Sleep Habits and their Relationship to Behavioral Problems of Children with Autism in the Kingdom of Saudi Arabia

Student Name:Mutlag Falih Ghaith Al Ghaithat

Abstract: The present study aimed at finding out sleep habits and their relationship to behavioral problems of autistic children in the Kingdom of Saudi Arabia. To fulfill the goal of this study, a sample of (66) children with autistic disorders has been selected. The two tools of the study namely: sleep habits and behavioral problems scales have been distributed to parents. The researcher uses the descriptive survey in the current study. The results are as follows: The highest items on the sleep habits questionnaire were: 1. Others (parents, siblings, or the servant) wake up the child. 2. The child does not feel comfortable and moves while he/she is sleeping. 3. The child is afraid to sleep on his own. 4. The child finds it difficult to get up from the bed in the morning. 5. The child fears sleeping in the dark is fifth with the degree of always agree too. Attention deficit problems are the most common in children with autism disorder followed by hyperactivity problems.

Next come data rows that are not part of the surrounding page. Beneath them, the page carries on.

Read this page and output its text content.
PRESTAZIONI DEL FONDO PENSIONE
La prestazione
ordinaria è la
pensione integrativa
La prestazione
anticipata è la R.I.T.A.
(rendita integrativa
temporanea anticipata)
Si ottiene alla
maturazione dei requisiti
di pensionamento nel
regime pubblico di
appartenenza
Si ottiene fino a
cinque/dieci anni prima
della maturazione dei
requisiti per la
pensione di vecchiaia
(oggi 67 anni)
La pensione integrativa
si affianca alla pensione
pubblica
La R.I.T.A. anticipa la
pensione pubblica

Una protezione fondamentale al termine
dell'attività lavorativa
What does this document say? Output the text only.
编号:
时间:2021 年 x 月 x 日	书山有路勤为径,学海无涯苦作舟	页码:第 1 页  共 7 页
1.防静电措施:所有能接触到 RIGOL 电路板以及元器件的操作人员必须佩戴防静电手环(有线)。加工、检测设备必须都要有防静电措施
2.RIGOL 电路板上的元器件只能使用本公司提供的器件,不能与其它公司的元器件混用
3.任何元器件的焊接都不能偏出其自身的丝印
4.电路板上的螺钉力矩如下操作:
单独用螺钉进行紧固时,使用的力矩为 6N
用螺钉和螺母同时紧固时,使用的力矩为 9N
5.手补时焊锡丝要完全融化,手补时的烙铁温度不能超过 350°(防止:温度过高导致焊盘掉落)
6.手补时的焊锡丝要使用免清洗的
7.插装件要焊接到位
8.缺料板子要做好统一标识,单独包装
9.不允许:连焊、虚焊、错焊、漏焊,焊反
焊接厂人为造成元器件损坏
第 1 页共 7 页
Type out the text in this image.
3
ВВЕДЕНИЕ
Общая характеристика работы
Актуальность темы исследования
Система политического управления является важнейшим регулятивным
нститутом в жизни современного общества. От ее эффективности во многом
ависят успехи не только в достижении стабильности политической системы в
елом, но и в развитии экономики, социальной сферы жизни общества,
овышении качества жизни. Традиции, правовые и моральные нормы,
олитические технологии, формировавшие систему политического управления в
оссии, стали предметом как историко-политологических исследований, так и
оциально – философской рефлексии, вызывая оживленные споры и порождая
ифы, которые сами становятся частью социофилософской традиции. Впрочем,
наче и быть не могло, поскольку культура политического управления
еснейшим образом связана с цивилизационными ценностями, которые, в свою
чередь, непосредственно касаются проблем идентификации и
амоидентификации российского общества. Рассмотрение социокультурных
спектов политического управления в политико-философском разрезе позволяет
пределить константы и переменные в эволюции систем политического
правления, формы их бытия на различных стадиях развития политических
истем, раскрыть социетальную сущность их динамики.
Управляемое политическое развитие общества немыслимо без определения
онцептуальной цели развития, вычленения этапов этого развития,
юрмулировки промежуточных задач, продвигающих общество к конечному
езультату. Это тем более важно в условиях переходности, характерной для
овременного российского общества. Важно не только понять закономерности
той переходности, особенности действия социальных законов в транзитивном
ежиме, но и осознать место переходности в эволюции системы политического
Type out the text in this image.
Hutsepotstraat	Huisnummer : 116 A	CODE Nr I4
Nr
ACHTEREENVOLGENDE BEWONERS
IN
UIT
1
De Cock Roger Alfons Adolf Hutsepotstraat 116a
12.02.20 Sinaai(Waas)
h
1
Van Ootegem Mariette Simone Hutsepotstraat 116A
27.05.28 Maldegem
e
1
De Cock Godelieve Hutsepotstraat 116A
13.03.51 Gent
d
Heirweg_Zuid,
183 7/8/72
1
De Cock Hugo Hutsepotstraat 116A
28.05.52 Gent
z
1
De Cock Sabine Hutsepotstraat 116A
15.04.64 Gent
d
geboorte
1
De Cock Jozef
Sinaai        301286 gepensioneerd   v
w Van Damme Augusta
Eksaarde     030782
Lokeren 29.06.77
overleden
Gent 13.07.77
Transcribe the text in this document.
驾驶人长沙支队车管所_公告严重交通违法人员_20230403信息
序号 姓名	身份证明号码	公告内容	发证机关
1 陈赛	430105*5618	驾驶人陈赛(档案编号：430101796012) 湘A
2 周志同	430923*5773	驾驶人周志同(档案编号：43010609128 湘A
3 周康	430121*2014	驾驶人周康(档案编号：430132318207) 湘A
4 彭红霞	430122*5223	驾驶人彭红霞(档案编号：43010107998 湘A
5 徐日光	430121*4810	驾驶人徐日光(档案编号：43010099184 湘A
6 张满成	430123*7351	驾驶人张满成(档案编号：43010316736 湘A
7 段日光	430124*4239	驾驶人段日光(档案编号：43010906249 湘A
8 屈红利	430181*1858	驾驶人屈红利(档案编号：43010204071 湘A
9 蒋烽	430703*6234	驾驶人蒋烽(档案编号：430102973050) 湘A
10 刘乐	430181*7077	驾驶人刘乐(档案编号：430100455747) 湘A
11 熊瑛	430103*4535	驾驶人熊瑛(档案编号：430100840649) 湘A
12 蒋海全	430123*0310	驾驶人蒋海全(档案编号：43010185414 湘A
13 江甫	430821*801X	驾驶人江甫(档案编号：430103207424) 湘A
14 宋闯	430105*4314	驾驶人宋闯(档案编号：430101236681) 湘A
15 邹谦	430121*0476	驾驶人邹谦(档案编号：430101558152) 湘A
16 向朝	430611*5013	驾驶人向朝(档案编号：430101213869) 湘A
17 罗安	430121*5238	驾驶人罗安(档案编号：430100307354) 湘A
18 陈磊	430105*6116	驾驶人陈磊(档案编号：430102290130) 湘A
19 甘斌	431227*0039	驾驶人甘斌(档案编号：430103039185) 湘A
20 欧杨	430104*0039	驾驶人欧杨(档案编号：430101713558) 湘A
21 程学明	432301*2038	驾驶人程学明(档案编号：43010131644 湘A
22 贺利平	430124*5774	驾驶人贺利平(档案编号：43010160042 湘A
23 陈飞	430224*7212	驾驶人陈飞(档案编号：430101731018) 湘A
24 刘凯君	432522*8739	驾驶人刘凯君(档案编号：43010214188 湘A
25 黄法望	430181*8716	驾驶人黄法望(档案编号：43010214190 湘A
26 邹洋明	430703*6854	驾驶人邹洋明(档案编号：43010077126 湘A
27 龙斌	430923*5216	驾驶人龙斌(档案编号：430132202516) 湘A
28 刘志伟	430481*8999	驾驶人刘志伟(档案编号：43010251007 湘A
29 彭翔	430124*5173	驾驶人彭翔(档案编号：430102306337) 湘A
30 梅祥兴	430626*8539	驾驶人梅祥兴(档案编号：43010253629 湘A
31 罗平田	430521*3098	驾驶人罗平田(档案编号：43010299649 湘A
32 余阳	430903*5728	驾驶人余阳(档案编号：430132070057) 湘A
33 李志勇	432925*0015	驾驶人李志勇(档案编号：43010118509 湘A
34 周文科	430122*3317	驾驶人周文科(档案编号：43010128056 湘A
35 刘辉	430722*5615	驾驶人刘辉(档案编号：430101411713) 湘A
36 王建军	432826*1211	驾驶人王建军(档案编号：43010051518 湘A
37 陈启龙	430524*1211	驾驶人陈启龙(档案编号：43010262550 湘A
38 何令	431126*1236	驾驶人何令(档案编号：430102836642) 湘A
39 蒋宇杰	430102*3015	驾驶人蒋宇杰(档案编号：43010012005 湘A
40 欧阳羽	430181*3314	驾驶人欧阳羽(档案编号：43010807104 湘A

However, no problems have been detected in the children on the behavioral disorders dimension which came in the third place, and on the anxiety and withdrawal dimension which came in the last place. The results reveals a correlation between sleep habits and behavioral problems in children with autism disorder on all behavioral problems dimensions except for one dimension which is the anxiety and withdrawal dimension. There are statistically significant differences in the responses of the sample on the sleep habits questionnaire attributed to the variables of the study: parent education, and the condition of the child (the presence or absence of the inability). There are no statistically significant differences in the remaining variables. There is a correlation between three sleeping habits and behavioral problems among children with Autism. Two of these problems (sleeping at the same time every evening and taking twenty minutes to fall asleep) had a statistical significance, while the third one (crying or refusing to stay in bed) had a positive correlation.